A first approach to identifying groups within a dataset without a priori knowledge of the classes expected has been to apply a pattern recognition program such as a hierarchical cluster analysis (HCA), or an unsupervised learning neural network such as the adaptive resonance theory-2a (ART-2a). [3] , [4]   Typically these methods identify similarities between spectra and apply a linkage criterion to decide which spectra to group together. Once the chemical classes expected in a dataset are known, HCA and the ART-2a programs can refine such operating criteria, but inherently they do not train their analyses to include known information about the spectral data.  For instance, it has been shown that the spectral response in aerosol LAMS can vary significantly for some standard chemical particles, and be subtly different but fairly reproducible for others; however HCA and ART-2a only apply one linkage criterion causing either inherently varying spectra to be inaccurately separated, or reproducible spectra with slight distinctions to be erroneously grouped.  As for the analysis rates of HCA and ART-2a, they are run in batch or semi-batch mode where groups from one batch cannot always be matched to groups from another, thus requiring slower user interpretation of the classes that are similar.  A method that incorporates more chemical information, and runs continuously without any manual interaction can hence improve spectral classification. 
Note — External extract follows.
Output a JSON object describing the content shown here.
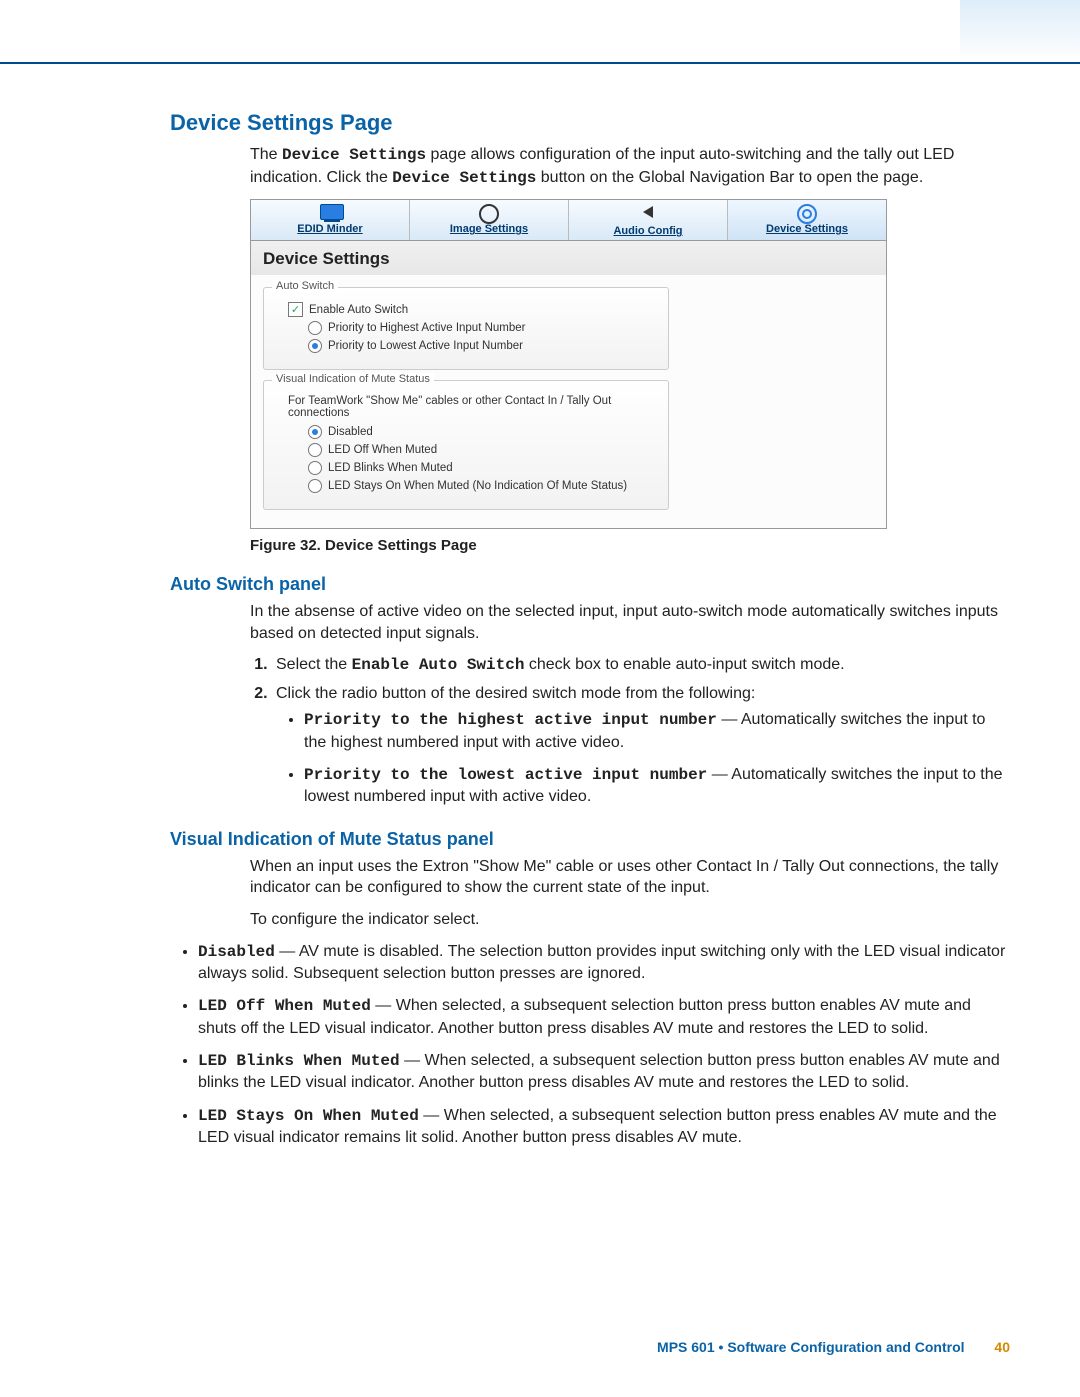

Discriminant analysis (DA) is a multivariate method that groups data into assigned classes, but has not been explored for classification of mass spectra.  One reason is because early aerosol LAMS researchers did not know the chemical classes to expect in ambient PM and hence exploratory HCA and ART-2a were applied so that even small ambient particle variability was completely investigated. But these minor classes have been mainly ignored in the literature. Another reason against DA of mass spectra is because DA alone cannot group spectra into new classes should they arise in the PM population, and it would be unreasonable to assume that every chemical class could be assigned beforehand. 

In this paper, a newly-developed, Algorithm for Discriminant Analysis of Mass Spectra – ADAMS - is presented which successfully classified on-line aerosol LAMS mass spectral data into chemically-assigned groups.  ADAMS incorporated a Remainder feature to allow DA the flexibility to classify new, unassigned classes and overcome the limitations in conventional DA.  The design objective of ADAMS was to create a reproducible, chemically interpretable set of classes for dominant ambient spectra by utilizing the advantages of DA, while allowing minor classes to still be categorized, but not emphasized, in a Remainder.  ADAMS validation and application to ambient PM data are also described.  This work was part of the development of Canada’s first aerosol LAMS system.


[1] Great Lakes Health Effects Program - GLHEP. Outdoor air and your health. Air Quality Health Effects Research Section, Environmental Health Directorate, Health Canada; March 1996

[2] Reents, W.D.; Ge, Z. (2000) Aerosol Sci. Technol. 33:122-134.

[3] Song, X.H.; Hopke, P.K.; Fergensen, D.P.; Prather, K.A. (1999) Anal. Chem. 71:860-865.

[4] Shattuck, T.W., Germani, M.S., Buseck, P.R. (1991) Anal.Chem. 63:2646-2656.